Durch die wachsende Zahl regierungsfreundlicher und politisch beeinflusster Faktencheck-Projekte in Europa werde es immer schwieriger, Wahrheit von Propaganda zu unterscheiden, warnen Desinformationsexpertinnen und -experten. Besorgniserregend seien vor allem die jüngsten derartigen Entwicklungen in Russland.

In unabhängigen Faktencheck-Projekten werden sowohl digitale Recherchetechniken als auch journalistische Fähigkeiten eingesetzt, um Falschinformation aufzudecken. Sie gelten als wichtiges Instrument im Kampf gegen Desinformation und werden von großen Plattformen wie etwa Tiktok und Facebook eingesetzt. Da die Manipulation von Information jedoch immer ausgefeilter wird, wächst die Besorgnis über neue Initiativen, die zwar wie echte Faktenüberprüfungen wirken, tatsächlich aber ihre eigene Agenda vorantreiben.

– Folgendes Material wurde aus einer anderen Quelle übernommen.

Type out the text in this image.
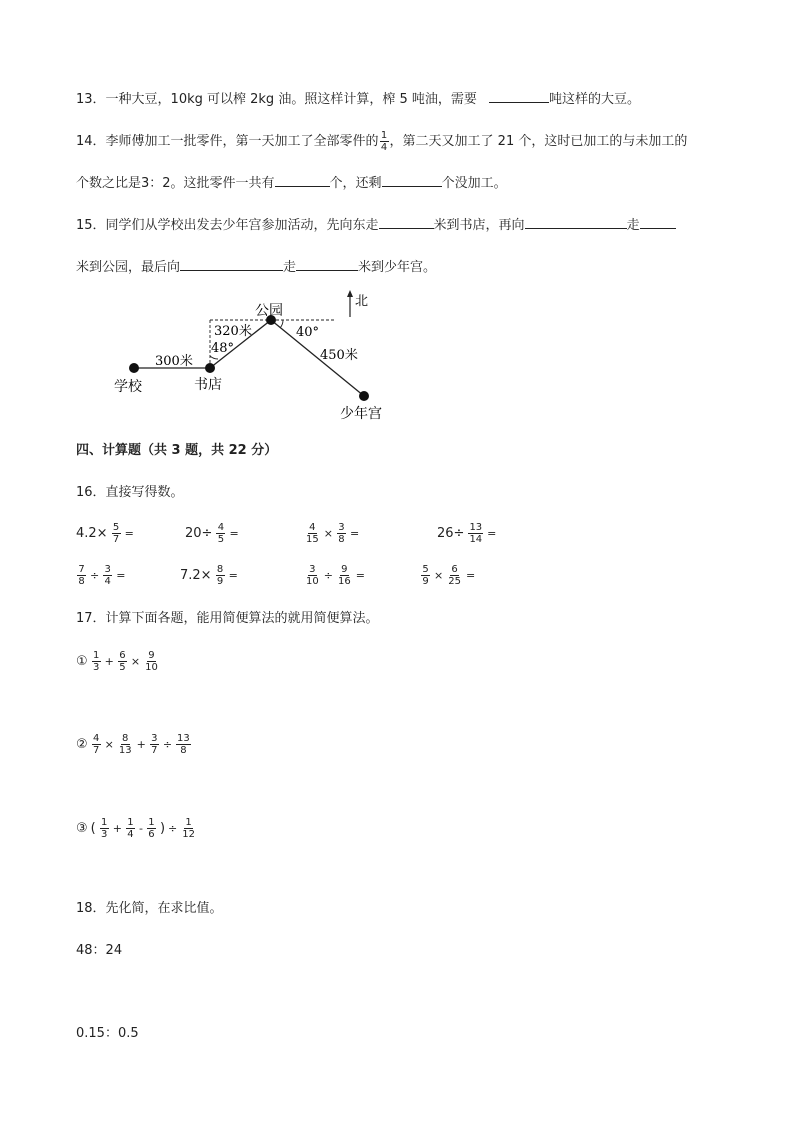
13．一种大豆，10kg 可以榨 2kg 油。照这样计算，榨 5 吨油，需要	吨这样的大豆。
14．李师傅加工一批零件，第一天加工了全部零件的 $\frac{1}{4}$ ，第二天又加工了 21 个，这时已加工的与未加工的
个数之比是3：2。这批零件一共有	个，还剩	个没加工。
15．同学们从学校出发去少年宫参加活动，先向东走	米到书店，再向	走
米到公园，最后向	走	米到少年宫。
北
学校	书店
公园
少年宫
300米
320米
450米
48°
40°
四、计算题（共 3 题，共 22 分）
16．直接写得数。
$4.2\times \frac{5}{7}$ =	$20\div \frac{4}{5}$ =	$\frac{4}{15} \times \frac{3}{8}$ =	$26\div \frac{13}{14}$ =
$\frac{7}{8} \div \frac{3}{4}$ =	$7.2\times \frac{8}{9}$ =	$\frac{3}{10} \div \frac{9}{16}$ =	$\frac{5}{9} \times \frac{6}{25}$ =
17．计算下面各题，能用简便算法的就用简便算法。
① $\frac{1}{3} + \frac{6}{5} \times \frac{9}{10}$
② $\frac{4}{7} \times \frac{8}{13} + \frac{3}{7} \div \frac{13}{8}$
③ ( $\frac{1}{3} + \frac{1}{4} - \frac{1}{6}$ ) ÷ $\frac{1}{12}$
18．先化简，在求比值。
48：24
0.15：0.5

Auf der neu gegründeten ungarischen Faktencheck-Website „Faktum“ – unterstützt von der regierungsfreundlichen Zeitung „Mandiner“ – werden Artikel veröffentlicht, in denen die Regierung verteidigt und ihre Gegnerschaft kritisiert wird. In einem Beitrag wird untersucht, ob das Kabinett des rechtsnationalistischen Ministerpräsidenten Viktor Orbán „das Bildungswesen wirklich verkommen lässt“, wie die Opposition behauptet. In einem anderen Beitrag wird gefragt, ob es ungarischen Familien mit dem von der Opposition vorgeschlagenen Steuersystem besser ginge. Wie zu erwarten war, lautet die Antwort in beiden Fällen „nein“.

In Russland, wo bereits die Website „War on Fakes“ genutzt wird, um nach Ansicht von Fachleuten staatliche Propaganda zu verbreiten, wurden im vergangenen Monat Pläne zur Einrichtung eines Global Fact-Checking Networks (GFCN) bekannt gegeben.

Die international tätige Organisation „Reporter ohne Grenzen“ (RSF) äußerte ihre Besorgnis über diese Pläne. „Ziel derartiger Initiativen ist nicht etwa, zu überzeugen, sondern Verwirrung über Fakten, ja über die Realität generell zu stiften“, so Jeanne Cavelier, Leiterin des RSF-Referats für Osteuropa und Zentralasien.

Faktenüberprüfung braucht Glaubwürdigkeit

In russischen Medien wurde Wladimir Tabak, Leiter der kremlnahen Nichtregierungsorganisation „ANO-Dialog“, mit den den Worten zitiert, dass das internationale Netzwerk diejenigen vereinen würde, die „unsere Ansichten und Werte teilen“. Wladimir Tabak steht unter US-Sanktionen, weil er versuchte, die diesjährige US-Präsidentschaftswahl zu beeinflussen – unter anderem durch die Einrichtung von Bot-Konten, die darauf abzielten, Desinformation auf Social-Media-Plattformen zu verbreiten.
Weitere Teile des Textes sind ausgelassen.